Ein verschlafenes Nest irgendwo in den Voralpen, die Sonne scheint, Kühe grasen, ein spektakulärer Sportwagen fährt bei einem alten Haus mit verwitterter Schindelfassade vor. Und mehr sei noch nicht verraten. Denn der Plott des knapp siebeneinhalb Minuten langen Kurzfilms mit dem Namen «Synoptik» aus der Hand des Wiler Filmemachers Claude Wahrenberg ist noch geheim, das Werk noch nicht uraufgeführt. So viel sei aber verraten: Es handelt sich dabei um eine Realsatire und es geht um Schulden und Schuldentilgung. Die Form der Realsatire hat er gewählt, weil er zum einen sich mit einem aktuellen, realen Thema befassen wollte, das auch zum Nachdenken anregt. Zum anderen sollte der Film dennoch unterhaltsam sein, Emotionen wecken.

Ecce Homo als ideale Location


«Gedreht haben wir den Film zum grössten Teil in Ecce Homo», erzählt Claude Wahrenberg, Gründer von miu.tv, einer Firma für filmische Produktionen. Der Weiler der Gemeinde Sattel sei die ideale Location für seinen Film gewesen, Orte wie diese heutzutage schwer zu finden.
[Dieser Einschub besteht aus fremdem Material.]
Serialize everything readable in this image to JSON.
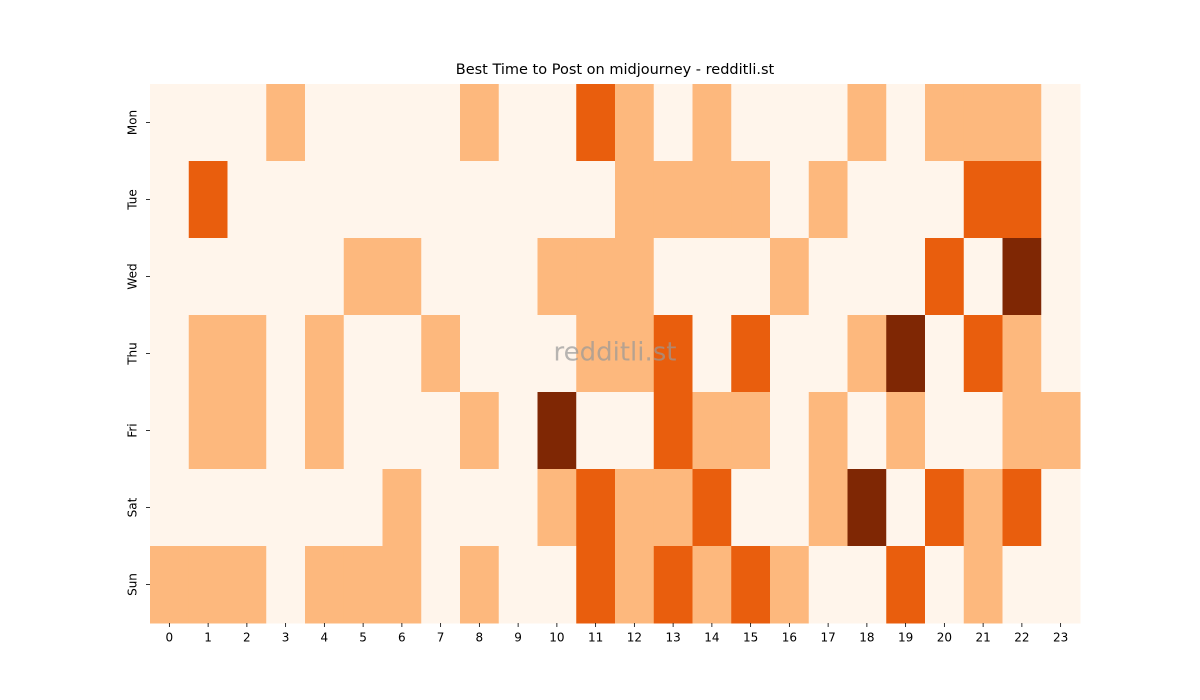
{
  "chart_data": {
    "type": "heatmap",
    "title": "Best Time to Post on midjourney - redditli.st",
    "watermark": "redditli.st",
    "x": [
      0,
      1,
      2,
      3,
      4,
      5,
      6,
      7,
      8,
      9,
      10,
      11,
      12,
      13,
      14,
      15,
      16,
      17,
      18,
      19,
      20,
      21,
      22,
      23
    ],
    "y": [
      "Mon",
      "Tue",
      "Wed",
      "Thu",
      "Fri",
      "Sat",
      "Sun"
    ],
    "values": [
      [
        0,
        0,
        0,
        1,
        0,
        0,
        0,
        0,
        1,
        0,
        0,
        2,
        1,
        0,
        1,
        0,
        0,
        0,
        1,
        0,
        1,
        1,
        1,
        0
      ],
      [
        0,
        2,
        0,
        0,
        0,
        0,
        0,
        0,
        0,
        0,
        0,
        0,
        1,
        1,
        1,
        1,
        0,
        1,
        0,
        0,
        0,
        2,
        2,
        0
      ],
      [
        0,
        0,
        0,
        0,
        0,
        1,
        1,
        0,
        0,
        0,
        1,
        1,
        1,
        0,
        0,
        0,
        1,
        0,
        0,
        0,
        2,
        0,
        3,
        0
      ],
      [
        0,
        1,
        1,
        0,
        1,
        0,
        0,
        1,
        0,
        0,
        0,
        1,
        1,
        2,
        0,
        2,
        0,
        0,
        1,
        3,
        0,
        2,
        1,
        0
      ],
      [
        0,
        1,
        1,
        0,
        1,
        0,
        0,
        0,
        1,
        0,
        3,
        0,
        0,
        2,
        1,
        1,
        0,
        1,
        0,
        1,
        0,
        0,
        1,
        1
      ],
      [
        0,
        0,
        0,
        0,
        0,
        0,
        1,
        0,
        0,
        0,
        1,
        2,
        1,
        1,
        2,
        0,
        0,
        1,
        3,
        0,
        2,
        1,
        2,
        0
      ],
      [
        1,
        1,
        1,
        0,
        1,
        1,
        1,
        0,
        1,
        0,
        0,
        2,
        1,
        2,
        1,
        2,
        1,
        0,
        0,
        2,
        0,
        1,
        0,
        0
      ]
    ],
    "colors": [
      "#fff5eb",
      "#fdb87d",
      "#e95e0d",
      "#7f2704"
    ]
  }
}
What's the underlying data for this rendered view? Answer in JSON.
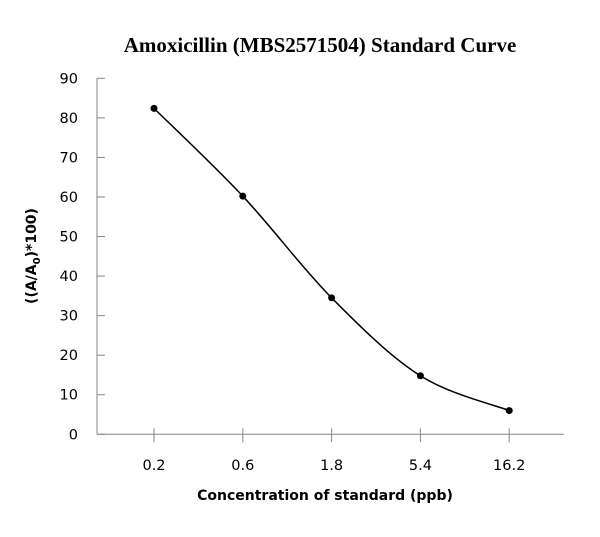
{
  "chart_data": {
    "type": "line",
    "title": "Amoxicillin (MBS2571504) Standard Curve",
    "xlabel": "Concentration of standard (ppb)",
    "ylabel": "((A/A0)*100)",
    "ylabel_parts": {
      "prefix": "((A/A",
      "subscript": "0",
      "suffix": ")*100)"
    },
    "categories": [
      "0.2",
      "0.6",
      "1.8",
      "5.4",
      "16.2"
    ],
    "values": [
      82.4,
      60.2,
      34.5,
      14.8,
      6.0
    ],
    "ylim": [
      0,
      90
    ],
    "yticks": [
      "0",
      "10",
      "20",
      "30",
      "40",
      "50",
      "60",
      "70",
      "80",
      "90"
    ],
    "smooth": true,
    "markers": true,
    "grid": false,
    "colors": {
      "line": "#000000",
      "axis": "#868686"
    }
  }
}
Einige bauliche Anpassungen musste er allerdings vornehmen. So galt es rasch eine Metzgerei, eine Bäckerei und eine Besenbeiz herbeizuzaubern – kein einfaches Unterfangen. Aber mit einigen Tricks möglich. Ein halbes Jahr dauerten die Arbeiten am Projekt.

Kein Budget


Als Schauspielerinnen und Schauspieler haben sich 13 Personen zur Verfügung gestellt – neun davon aus Wilen. Insgesamt waren 35 Personen an der Produktion beteiligt. «Der Film war eine No-Budget-Produktion», fügt Claude Wahrenberger lachend an. Der Film profitierte dabei vom Herzblut der Darstellerinnen und Darsteller. «Es hat uns allen riesigen Spass gemacht», sagt er. Wer nun ein verwackeltes Handykamera- Machwerk erwartet, hat weit gefehlt. Die Produktion genügt professionellen Ansprüchen, Wahrenberg versteht das Handwerk. Der ausgebildete Ton-Ingenieur arbeitete auch lange Jahre im visuellen Bereich, unter anderem für TV Sender wie RTL oder Sat1. Im Keller seines Hauses befindet sich ein professionell ausgestattetes Studio. Wahrenberger bietet unter anderem Gesamtproduktionen für Firmen, Grossveranstalter oder auch private Events an.

Hoffnung auf Festivals


Was zuerst als persönliches Projekt und allenfalls Eigenwerbung für miu.tv gedacht war, entwickelt nun eine weitere Dimension. Auf Anraten eines befreundeten Werbefilmers entschied sich Wahrenberger, den Film für einen Wettbewerb beim Bundesamt für Kultur (BAK) vorzustellen. Da es sich dabei aber nicht um eine Auftragsarbeit handelt, konnte diese nicht bewertet werden. Er erhielt aber den Ratschlag, sein Werk der Stiftung Swiss Films vorzustellen. Die Stiftung widmet sich der Verbreitung, kulturellen Vermittlung und Vernetzung des Schweizer Filmschaffens. Wahrenberg hofft, dass seine «Synoptik» so bald Eingang an Festivals in der Sparte Kurzfilm finden wird. Bis er einem breiten Publikum vorgestellt wird, könnte es noch eine Weile dauern. Eine Fortsetzung ist allerdings bereits geplant. Teil zwei wird am Paxmal hoch über dem Walensee und zur Römerzeit spielen. Teil drei ist noch offen.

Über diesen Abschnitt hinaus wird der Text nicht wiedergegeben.